Jerry talks about having become enamoured of the richness of the spiritual world that was part of life in Nigeria, and about the complexity of their religious beliefs and practices.
“Yoruba have about four hundred deities,” he says, “and they exist for every kind of life experience, and are involved in different forms of worship—different costumes, different music, different sculptures, different in everything that relate
s to each particular deity.
“So there was this enormous array and richness of religious practice that, although it contained within it a vague concept of a supreme deity called Oduduwa, was essentially animistic. And this meant that everything you touched was alive, and had a spiritual life, and was connected.
“So they had that, but they didn’t have penicillin. And we have penicillin but we’ve lost that to some degree, and what I thought was that in an ideal world you’d want both. There are always tradeoffs. In order to have penicillin, I reasoned, we in some ways gave up some of our spiritual heritage.

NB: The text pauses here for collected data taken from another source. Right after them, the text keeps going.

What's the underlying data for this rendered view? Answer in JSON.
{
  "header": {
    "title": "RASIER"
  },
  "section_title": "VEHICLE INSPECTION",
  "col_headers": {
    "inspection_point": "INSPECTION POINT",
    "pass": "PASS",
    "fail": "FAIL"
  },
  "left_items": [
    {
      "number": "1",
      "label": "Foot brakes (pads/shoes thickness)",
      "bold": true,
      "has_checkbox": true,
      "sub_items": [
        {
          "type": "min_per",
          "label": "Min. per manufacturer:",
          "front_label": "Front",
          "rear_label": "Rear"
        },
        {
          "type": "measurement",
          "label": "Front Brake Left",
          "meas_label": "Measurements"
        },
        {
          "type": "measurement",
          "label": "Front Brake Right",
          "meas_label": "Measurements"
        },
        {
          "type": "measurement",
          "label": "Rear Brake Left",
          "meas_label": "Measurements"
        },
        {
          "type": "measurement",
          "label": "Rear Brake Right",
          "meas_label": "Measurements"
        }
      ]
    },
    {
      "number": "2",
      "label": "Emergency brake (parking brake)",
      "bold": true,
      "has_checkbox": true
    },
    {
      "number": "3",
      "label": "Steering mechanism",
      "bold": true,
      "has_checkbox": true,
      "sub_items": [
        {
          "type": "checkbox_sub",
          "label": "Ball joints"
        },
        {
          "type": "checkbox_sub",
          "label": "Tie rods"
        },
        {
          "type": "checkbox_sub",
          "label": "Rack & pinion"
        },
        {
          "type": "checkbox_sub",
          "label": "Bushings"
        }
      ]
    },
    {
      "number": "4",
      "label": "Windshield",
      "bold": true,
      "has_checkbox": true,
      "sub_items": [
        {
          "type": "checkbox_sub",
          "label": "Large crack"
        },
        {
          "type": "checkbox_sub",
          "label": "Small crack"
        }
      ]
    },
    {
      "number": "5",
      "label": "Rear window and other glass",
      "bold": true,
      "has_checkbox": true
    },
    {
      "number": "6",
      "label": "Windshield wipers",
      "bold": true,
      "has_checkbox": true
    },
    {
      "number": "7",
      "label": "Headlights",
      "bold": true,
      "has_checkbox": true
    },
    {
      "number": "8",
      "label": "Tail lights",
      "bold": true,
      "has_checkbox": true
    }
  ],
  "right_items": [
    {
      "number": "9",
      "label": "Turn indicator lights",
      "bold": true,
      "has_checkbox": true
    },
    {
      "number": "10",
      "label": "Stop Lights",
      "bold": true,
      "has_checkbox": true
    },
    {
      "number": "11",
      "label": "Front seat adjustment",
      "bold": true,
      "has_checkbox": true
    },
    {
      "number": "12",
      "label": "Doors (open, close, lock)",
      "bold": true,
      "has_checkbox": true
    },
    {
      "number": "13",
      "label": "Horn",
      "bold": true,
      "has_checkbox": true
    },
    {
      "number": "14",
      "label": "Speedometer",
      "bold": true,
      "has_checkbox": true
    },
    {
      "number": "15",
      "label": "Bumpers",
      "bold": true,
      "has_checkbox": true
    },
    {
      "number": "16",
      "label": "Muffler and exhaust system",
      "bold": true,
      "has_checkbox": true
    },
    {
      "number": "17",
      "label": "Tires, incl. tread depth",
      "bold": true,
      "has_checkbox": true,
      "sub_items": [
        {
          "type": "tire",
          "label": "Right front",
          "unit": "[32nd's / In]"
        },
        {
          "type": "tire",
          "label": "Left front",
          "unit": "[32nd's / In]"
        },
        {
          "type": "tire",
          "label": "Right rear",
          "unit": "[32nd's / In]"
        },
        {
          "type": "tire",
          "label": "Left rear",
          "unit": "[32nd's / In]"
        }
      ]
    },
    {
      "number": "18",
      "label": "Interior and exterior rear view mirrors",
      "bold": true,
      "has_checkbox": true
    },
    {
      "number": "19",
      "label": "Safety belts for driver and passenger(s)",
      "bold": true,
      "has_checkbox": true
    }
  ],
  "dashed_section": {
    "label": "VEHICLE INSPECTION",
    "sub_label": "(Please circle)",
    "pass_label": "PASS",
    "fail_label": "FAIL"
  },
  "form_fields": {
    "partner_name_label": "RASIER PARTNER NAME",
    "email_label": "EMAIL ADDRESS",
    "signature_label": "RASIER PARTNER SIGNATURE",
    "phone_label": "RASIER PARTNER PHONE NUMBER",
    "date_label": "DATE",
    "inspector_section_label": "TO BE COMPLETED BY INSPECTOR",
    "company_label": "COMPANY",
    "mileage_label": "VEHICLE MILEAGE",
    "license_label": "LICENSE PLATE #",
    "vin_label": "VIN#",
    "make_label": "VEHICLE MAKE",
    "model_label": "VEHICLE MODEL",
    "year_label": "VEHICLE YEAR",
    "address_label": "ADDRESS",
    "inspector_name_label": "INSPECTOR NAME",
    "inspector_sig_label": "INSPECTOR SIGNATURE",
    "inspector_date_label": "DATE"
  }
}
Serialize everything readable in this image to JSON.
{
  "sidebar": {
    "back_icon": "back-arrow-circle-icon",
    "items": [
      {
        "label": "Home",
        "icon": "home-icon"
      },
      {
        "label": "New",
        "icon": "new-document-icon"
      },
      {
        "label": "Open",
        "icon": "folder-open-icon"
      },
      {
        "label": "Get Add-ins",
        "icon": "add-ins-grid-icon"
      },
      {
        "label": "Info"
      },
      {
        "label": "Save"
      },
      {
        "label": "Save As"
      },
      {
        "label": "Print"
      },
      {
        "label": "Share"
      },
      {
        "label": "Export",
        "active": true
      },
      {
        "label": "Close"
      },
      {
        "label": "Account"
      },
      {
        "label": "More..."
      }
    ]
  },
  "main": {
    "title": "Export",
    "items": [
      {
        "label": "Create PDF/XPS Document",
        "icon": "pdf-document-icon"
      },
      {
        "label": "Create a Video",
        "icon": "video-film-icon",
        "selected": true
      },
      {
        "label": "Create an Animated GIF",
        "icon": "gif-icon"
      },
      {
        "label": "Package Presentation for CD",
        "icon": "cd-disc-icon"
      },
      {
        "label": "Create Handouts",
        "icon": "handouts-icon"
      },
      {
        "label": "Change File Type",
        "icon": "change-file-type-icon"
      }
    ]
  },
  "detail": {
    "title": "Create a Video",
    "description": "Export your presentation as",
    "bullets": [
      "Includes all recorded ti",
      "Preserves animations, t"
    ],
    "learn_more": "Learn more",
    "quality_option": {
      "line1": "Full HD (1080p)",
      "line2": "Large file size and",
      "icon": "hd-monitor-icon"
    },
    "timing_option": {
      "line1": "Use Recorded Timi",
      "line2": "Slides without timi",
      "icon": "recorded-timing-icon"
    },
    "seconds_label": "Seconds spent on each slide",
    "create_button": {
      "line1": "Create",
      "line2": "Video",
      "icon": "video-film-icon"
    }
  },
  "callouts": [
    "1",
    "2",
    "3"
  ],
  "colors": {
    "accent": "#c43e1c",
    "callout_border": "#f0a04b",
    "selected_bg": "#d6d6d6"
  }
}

Now I’m a penicillin doctor and I’m surely not abandoning that. But what happened during my time there was that being in another culture took from me the belief in perfectability and progress I’d been schooled in as a twentieth-century American because it made it clear that progress always comes with a price.
“Then, my two years up, I returned to the States, and looking back, what politicized me when I got back here, I think, was living in the midst of the material wealth of our society after having lived in an environment poor in material resources but rich in other ways, and observing—feeling!—the maldistribution of wealth in our own country more so than at any other time of my life.
“Now my parents were socialists, and I used to go to these socialist summer camps, but nothing prepared me for the way things struck me on my return, and how, within our own society—and forget the disparities between rich and poor nations— but how there was such an enormous maldistribution right here at home, in access to health care especially, and what I decided was that if I were to be poor, it would be better to be a poor Nigerian than a poor American. Because in their culture if you were poor, although you’d rather be rich, you weren’t devalued for being poor. Whereas in our society, if you’re poor you’re a nonperson.